Траектории слез
Шрифт:
Вода отстоялась. Затмение прошло. Помню как в апреле я чистил чашу фонтана на площади перед кинотеатром. Снег давно истаял, грязь превратилась в пыль, и я был поражен сколько мертвых полуистлевших птиц среди пыли и шелухи прошлогодних листьев. Я подымал птиц, совал в мешок. От весны и запаха тления так кружилась голова, что я боялся выпасть из чаши, шмякнуться с трехметровой высоты на бетон сухого бассейна. Прохожие выглядели чудом уцелевшими после эпидемии. Что-то подобное творилось и в моей душе на исходе «затмения». Сухой фонтан, птицы мертвы, вода еще не забила…
Курю в темноте, освещенной тускло-рдеющим огоньком транзистора. Шум и свист радиоволн укачивает, будто лежишь в радиорубке шхуны, зарывающейся в волны полуночного моря… Сентябрь, двадцать восемь лет, должность мусорщика, безызвестный концерт, донашивание книги, неясные, наводящие бессонницу образы, отболевшее сердце. Сентябрь… В юности всюду было море. С друзьями ль, один — едешь в электричке; на берегу полузатопленные, скособоченные хибары, исковерканные
Возвращение… Когда накануне праздника объявлено перемирие, и, любой, кто без оружия, беспрепятственно входит в город. Весь день — то снег, в минуту становящийся дождем, то— сияет солнце. И — вновь асфальт за оградой аэропорта темнеет от крупных капель — одна, вторая, десятая — и полоса дождя уходит вдаль, начавших прямо у твоих ног. И снова — на горах искрится ослепительный снег, сияют ледники, и ветер весны — влажный, порывистый, дурманящий. И над оградой возникает, тянется над головой, вплывая ввысь, аэробус, весь в бисере дождя, стаявшего снега.
…………………………………….
Утром болело горло, в носу першило — я все-таки простудился. Кое-как отработав, дома сварил картошки и долго дышал ее паром. Откидывал с головы одеяло, отирал пот с лица, опять склонялся над кастрюлей. Во время одной из передышек увидел, что за окном опять накрапывает дождь. Полностью изнеможенный процедурой, сменил мокрую рубаху и подкрепился этим самым картофелем.

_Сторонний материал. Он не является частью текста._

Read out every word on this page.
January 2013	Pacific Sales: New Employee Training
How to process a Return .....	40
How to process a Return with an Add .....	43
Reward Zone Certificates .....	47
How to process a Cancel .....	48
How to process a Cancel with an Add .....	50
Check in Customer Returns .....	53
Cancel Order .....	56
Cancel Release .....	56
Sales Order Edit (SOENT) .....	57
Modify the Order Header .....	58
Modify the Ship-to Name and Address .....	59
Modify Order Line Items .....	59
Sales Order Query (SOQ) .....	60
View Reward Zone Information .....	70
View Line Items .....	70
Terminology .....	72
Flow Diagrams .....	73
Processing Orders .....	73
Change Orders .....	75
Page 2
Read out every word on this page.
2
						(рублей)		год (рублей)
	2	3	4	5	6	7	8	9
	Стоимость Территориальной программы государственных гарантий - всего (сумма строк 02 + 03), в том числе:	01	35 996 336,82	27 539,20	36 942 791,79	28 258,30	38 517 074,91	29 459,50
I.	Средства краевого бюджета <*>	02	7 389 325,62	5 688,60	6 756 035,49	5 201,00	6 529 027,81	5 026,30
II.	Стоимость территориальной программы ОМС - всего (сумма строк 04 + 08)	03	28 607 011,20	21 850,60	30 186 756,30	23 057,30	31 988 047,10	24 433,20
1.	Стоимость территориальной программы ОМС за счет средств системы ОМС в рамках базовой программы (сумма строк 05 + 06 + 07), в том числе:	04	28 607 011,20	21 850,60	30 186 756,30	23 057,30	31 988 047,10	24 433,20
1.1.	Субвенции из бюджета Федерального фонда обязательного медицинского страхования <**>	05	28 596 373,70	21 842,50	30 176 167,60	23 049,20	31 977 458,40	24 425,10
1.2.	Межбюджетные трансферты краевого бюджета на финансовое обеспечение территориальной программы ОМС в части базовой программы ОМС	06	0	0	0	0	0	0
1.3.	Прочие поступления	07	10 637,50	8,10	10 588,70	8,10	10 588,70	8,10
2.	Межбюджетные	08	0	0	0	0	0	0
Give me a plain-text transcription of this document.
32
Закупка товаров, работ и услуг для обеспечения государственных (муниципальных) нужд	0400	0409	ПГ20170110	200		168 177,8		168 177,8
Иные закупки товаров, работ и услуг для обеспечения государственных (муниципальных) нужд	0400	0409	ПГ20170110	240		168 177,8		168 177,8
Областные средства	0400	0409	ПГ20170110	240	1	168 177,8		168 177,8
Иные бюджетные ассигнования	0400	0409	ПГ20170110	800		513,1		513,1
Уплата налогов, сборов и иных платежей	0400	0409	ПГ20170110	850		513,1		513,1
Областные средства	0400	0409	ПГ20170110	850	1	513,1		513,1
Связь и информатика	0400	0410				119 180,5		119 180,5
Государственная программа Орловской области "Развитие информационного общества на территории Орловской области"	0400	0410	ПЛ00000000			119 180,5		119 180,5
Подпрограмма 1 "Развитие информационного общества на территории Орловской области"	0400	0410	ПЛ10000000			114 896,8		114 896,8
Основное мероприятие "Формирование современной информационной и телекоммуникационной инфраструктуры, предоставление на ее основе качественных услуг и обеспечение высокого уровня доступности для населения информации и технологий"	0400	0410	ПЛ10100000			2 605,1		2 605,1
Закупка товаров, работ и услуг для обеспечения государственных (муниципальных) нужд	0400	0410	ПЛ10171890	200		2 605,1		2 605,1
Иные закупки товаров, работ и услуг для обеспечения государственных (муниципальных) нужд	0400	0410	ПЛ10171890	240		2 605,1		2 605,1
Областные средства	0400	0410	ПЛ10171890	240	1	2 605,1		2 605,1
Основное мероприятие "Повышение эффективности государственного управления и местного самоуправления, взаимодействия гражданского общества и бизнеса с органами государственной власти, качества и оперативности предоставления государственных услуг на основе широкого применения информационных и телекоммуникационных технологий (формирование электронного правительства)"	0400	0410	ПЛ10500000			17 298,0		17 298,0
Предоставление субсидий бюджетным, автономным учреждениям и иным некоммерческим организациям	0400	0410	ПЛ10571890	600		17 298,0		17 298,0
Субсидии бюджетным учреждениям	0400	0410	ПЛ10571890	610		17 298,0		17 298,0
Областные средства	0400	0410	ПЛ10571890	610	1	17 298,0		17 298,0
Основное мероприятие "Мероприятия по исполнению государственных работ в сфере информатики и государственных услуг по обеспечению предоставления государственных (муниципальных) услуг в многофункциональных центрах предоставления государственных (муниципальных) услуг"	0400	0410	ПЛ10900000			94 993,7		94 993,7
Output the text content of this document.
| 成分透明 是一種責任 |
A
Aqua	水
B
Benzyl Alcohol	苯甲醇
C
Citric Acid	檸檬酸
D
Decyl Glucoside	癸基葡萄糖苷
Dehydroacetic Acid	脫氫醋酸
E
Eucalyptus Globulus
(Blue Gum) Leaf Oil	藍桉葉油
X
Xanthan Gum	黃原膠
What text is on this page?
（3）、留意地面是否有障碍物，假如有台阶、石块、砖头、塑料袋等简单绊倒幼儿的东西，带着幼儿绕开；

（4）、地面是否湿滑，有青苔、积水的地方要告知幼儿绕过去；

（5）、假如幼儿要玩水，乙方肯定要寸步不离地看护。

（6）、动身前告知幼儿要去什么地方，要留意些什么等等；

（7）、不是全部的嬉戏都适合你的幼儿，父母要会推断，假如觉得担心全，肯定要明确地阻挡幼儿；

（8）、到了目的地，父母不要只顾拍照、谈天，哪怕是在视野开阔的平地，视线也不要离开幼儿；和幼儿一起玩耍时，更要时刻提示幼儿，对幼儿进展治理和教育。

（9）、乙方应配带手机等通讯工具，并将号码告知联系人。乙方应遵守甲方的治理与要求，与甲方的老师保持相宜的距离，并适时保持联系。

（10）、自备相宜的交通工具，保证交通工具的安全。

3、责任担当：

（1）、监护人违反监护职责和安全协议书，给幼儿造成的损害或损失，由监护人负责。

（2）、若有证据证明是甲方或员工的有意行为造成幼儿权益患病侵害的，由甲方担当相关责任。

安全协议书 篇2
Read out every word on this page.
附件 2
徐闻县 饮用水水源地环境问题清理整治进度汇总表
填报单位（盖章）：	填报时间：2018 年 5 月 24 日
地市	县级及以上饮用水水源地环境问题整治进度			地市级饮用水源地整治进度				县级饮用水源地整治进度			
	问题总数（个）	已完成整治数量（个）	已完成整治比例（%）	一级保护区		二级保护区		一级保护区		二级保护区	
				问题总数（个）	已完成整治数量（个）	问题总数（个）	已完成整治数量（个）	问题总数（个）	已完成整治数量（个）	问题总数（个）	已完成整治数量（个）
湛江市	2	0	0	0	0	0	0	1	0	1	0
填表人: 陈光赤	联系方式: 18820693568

В редакцию ехал, чувствуя себя вполне сносно, шел, помахивал папкой с «картинками». Никаких мыслей, чувств, одно лишь неторопливое осознание: метро, троллейбус, по дороге сигаретный киоск, денег на пачку недорогих должно наскрестись. В подземном переходе далеко разносилась музыка. Один хиппи отрешенно и виртуозно обстукивал ладонями, локтями, костяшками пальцев глиняный латиноамериканский, верней, индейский барабан, а другой играл на каком-то (доселе невиданном мной) инструменте, клавишном, но с мехом (видимо, исполняющим функцию педали). Рука бегает по клавишам, вторая качает мех. Звуки были архаичными, тотэмическими. Подумалось, что они старше любой из религий. Пустые глаза мокрых прохожих в переходе… Помноженная эхом тополтня ног… С самого утра, когда грохоча баками на тележке, я «объезжал» сонный квартал (опорожняя урны в баки), и в ущельи переулка толпились у пункта приема посуды старики и разномастная запойная шушера, и все терпеливо ждали открытия пункта, окропленные рассеянным сизо-пепельным светом, у меня то и дело возникало болезненно-умиротворенное чувство ожидания. Ожидания, что я вот-вот вспомню о чьем-то присутствии. И когда ацтекская музыка едва слышалась в конце тоннеля — все стронулось, поплыло. Я стал не один. Мне снова стало двадцать два года и я лежал в остове автофургона, что ржавел под скалой на галечной полосе. Был вечер. (Множество тех вечеров на бухте Тихой, за городом, слились в один, спокойный, бледно-серый, с догорающей полосой вдали.) Послекупальная водка. Уже все навеселе. Танцы на берегу. Я, естественно, тоже выплясывал, но себе запомнился сидящим, обхватив колени, или полулежащим в фургоне, глядя на пламенеющую полосу. И панораму на мгновения перекрывали друзья, кривляющиеся в антрашах вакханалии, и кто-то стучал по жестяному бочонку, и все горланили песню. Этот пурпурный свет, ровно угасающий, и зарницы на западе — не то чтоб напоминали о Ней… Я и не заметил, как она превратилась в эти сумерки, танцы, печаль, океан, алкоголь, дикий берег и небо. И в мое утешение ими…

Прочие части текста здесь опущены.